Observations of the ITAT on maintenance of Books of Accounts
- It was a fact that the assessee had not maintained books of account and that is why he had opted for 8% income as per section 44AD.
- The section also did not put obligation on the assessee to maintain books of account, in view of the fact that his income has been assessed as per section 44AD, he cannot be punished for not maintaining the same.
- The argument of the Departmental Representative that the assessee was maintaining books of account was not supportable.
- Keeping or preparing a cash flow statement cannot be considered as keeping the books of account.

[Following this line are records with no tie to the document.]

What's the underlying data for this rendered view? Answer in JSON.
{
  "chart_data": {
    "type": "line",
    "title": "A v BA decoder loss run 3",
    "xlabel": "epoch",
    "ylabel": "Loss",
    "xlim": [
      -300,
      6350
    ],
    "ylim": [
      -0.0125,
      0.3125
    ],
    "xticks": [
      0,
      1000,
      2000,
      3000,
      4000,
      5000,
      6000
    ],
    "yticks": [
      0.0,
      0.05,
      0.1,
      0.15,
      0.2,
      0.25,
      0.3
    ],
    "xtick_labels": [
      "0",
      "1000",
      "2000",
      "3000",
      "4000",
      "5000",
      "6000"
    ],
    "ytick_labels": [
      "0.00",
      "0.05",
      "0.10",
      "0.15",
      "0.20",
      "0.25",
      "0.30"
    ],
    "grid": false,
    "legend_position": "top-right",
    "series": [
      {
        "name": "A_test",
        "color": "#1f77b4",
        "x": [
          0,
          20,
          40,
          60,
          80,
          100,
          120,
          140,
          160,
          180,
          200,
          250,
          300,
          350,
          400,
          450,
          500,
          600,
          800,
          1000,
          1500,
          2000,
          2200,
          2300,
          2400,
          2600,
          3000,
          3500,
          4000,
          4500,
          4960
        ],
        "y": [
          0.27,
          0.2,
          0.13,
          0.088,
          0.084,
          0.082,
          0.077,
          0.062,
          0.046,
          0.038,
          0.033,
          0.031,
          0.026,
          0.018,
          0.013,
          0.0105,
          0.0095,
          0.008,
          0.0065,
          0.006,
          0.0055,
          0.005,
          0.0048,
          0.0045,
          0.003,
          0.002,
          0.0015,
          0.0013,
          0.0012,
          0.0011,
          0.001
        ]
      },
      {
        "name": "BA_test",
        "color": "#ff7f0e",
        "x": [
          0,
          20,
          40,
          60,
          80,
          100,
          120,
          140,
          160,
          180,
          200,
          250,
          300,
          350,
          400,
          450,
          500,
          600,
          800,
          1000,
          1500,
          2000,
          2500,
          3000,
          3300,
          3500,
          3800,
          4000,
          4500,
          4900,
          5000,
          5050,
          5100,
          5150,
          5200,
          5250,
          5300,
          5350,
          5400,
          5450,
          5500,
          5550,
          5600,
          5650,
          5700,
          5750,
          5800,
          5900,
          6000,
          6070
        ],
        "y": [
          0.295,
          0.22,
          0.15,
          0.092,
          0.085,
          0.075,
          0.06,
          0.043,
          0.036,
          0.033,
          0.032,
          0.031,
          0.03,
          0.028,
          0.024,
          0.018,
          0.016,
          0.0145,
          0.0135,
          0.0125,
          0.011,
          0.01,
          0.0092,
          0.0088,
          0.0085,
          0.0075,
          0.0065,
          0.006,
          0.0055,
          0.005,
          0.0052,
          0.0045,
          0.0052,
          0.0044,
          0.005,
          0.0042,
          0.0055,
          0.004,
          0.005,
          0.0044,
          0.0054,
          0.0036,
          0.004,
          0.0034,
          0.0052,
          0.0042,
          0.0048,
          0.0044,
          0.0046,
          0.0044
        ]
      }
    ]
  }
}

Observations of the ITAT on the argument of the Departmental Representative that the addition was made under section 69C, on which there is no bar under section 44AD
- The only constrain provided under section 44AD was the applicability of provisions of section 30 to 38.
- According to Section 69C, where in any financial year an assessee had incurred any expenditure and he offered no explanation about the source of such expenditure or part thereof, or the explanation, if any, offered by him is not satisfactory, in the opinion of the AO, then the amount covered by such expenditure or part thereof, may be deemed to be the income of the assessee for such financial year.

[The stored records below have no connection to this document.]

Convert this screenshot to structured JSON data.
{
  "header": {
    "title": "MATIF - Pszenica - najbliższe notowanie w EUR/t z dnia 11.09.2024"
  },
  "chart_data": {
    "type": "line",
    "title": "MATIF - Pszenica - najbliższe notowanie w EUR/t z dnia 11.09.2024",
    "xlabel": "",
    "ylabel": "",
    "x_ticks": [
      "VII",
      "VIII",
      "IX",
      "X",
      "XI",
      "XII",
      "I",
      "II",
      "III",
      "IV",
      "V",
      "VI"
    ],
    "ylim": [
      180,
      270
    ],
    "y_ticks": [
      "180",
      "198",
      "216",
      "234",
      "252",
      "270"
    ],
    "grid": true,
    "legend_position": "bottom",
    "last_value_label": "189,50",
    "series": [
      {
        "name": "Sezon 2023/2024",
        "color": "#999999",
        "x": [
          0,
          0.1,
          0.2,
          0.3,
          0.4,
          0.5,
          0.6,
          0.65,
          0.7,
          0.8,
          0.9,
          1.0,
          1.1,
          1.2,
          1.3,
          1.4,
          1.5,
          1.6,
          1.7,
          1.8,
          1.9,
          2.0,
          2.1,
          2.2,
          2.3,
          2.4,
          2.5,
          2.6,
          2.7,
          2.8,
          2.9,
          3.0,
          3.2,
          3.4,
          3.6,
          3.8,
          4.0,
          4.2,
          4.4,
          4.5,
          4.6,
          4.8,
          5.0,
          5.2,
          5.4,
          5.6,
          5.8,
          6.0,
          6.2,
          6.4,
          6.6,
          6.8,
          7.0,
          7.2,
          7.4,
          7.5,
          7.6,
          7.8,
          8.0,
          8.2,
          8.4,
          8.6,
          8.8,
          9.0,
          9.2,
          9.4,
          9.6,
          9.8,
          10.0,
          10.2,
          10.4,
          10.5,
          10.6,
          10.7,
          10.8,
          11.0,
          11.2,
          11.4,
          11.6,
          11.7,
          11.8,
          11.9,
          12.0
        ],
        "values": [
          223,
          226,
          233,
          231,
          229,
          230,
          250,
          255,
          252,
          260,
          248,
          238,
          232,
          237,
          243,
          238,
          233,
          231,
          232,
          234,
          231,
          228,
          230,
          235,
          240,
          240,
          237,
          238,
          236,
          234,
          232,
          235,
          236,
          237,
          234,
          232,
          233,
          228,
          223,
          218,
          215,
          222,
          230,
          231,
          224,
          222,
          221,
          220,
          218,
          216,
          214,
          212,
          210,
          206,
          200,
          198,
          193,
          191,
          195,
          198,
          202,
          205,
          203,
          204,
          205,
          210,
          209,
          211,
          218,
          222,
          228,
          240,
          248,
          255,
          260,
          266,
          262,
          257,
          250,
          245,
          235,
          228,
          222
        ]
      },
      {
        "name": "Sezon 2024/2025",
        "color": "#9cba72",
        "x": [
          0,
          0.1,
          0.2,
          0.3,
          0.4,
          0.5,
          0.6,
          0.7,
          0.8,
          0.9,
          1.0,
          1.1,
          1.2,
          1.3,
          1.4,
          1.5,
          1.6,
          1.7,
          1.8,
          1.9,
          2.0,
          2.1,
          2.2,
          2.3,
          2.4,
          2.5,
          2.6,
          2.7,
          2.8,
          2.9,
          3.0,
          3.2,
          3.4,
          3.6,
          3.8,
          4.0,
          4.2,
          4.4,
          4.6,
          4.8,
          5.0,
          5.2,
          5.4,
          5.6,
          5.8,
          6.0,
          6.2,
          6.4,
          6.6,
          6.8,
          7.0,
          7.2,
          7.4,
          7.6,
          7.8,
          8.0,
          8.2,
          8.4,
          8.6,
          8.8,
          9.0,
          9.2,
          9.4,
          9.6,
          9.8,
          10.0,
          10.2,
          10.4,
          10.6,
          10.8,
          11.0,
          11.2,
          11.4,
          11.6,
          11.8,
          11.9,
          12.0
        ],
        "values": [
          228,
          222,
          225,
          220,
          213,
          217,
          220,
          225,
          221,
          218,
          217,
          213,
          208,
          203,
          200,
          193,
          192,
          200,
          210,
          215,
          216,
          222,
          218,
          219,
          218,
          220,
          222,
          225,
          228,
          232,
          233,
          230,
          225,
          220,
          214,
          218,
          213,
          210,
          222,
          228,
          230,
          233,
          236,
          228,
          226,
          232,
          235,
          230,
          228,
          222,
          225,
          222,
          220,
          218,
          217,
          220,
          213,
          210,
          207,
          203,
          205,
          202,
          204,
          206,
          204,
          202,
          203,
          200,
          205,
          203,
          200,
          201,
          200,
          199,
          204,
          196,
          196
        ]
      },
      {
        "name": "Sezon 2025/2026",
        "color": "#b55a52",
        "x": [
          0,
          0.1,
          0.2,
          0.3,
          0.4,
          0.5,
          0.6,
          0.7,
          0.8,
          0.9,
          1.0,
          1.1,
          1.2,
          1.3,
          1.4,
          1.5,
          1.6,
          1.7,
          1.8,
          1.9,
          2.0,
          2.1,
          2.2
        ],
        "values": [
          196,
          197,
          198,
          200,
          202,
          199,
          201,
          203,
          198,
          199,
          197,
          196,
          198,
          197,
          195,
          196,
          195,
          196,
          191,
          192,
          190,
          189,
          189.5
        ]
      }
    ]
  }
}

- Such unexplained expenditure which is deemed to be the income of the assessee shall not be allowed as a deduction under any head of income.
- The crucial words of section 69C for the present appeal were ‘any financial year an assessee has incurred any expenditure’.
- But can we say on the facts & circumstances of the present case that the assessee has ‘incurred’ any expenses?
- From an analysis of section 44AD, ITAT had held that the assessee had not incurred the expenses to the extent of 92% of the gross receipts.
- Therefore, in the present case, the provisions of section 69C could not be applied.
- Asking the assessee to prove to the satisfaction of the AO, the expenditure to the extent of 92% of gross receipts, would also defeat the purpose of presumptive taxation as provided under section 44AD.
- Since the scheme of presumptive taxation was formed to avoid the long drawn process of assessment in cases of small traders or in cases businesses where the incomes are almost of static quantum of all the businesses, the AO could have made the addition under section 69C, once he had carved out the case out of the glitches of the provisions of section 44AD.
- No such exercise was done by the AO in this case.
Observations of the ITAT on the case law relied on by the Departmental Representative
- The only case law relied on by the Departmental Representative was that of the Tribunal (Ahmedabad Bench) in the case of Shivani Builders (supra).
- On perusal of the said order, ITAT observed that the basis of finding given in this order was mainly on the fact that the assessee had failed to record its turnover correctly in its books.
- However, no such finding was there in the present case.
- In this case, the AO himself while computing the income of the assessee had made the business income to be taxable @ 8% of the gross receipts as provided under section 44AD of the Act.
Therefore, this appeal was allowed in favour of the assessee. Section 44AD does not mandate assessee to maintain books of accounts. Therefore, once the assessment of the assessee was completed u/s. 44AD, there cannot be any application of section 69 of the Income Tax Act.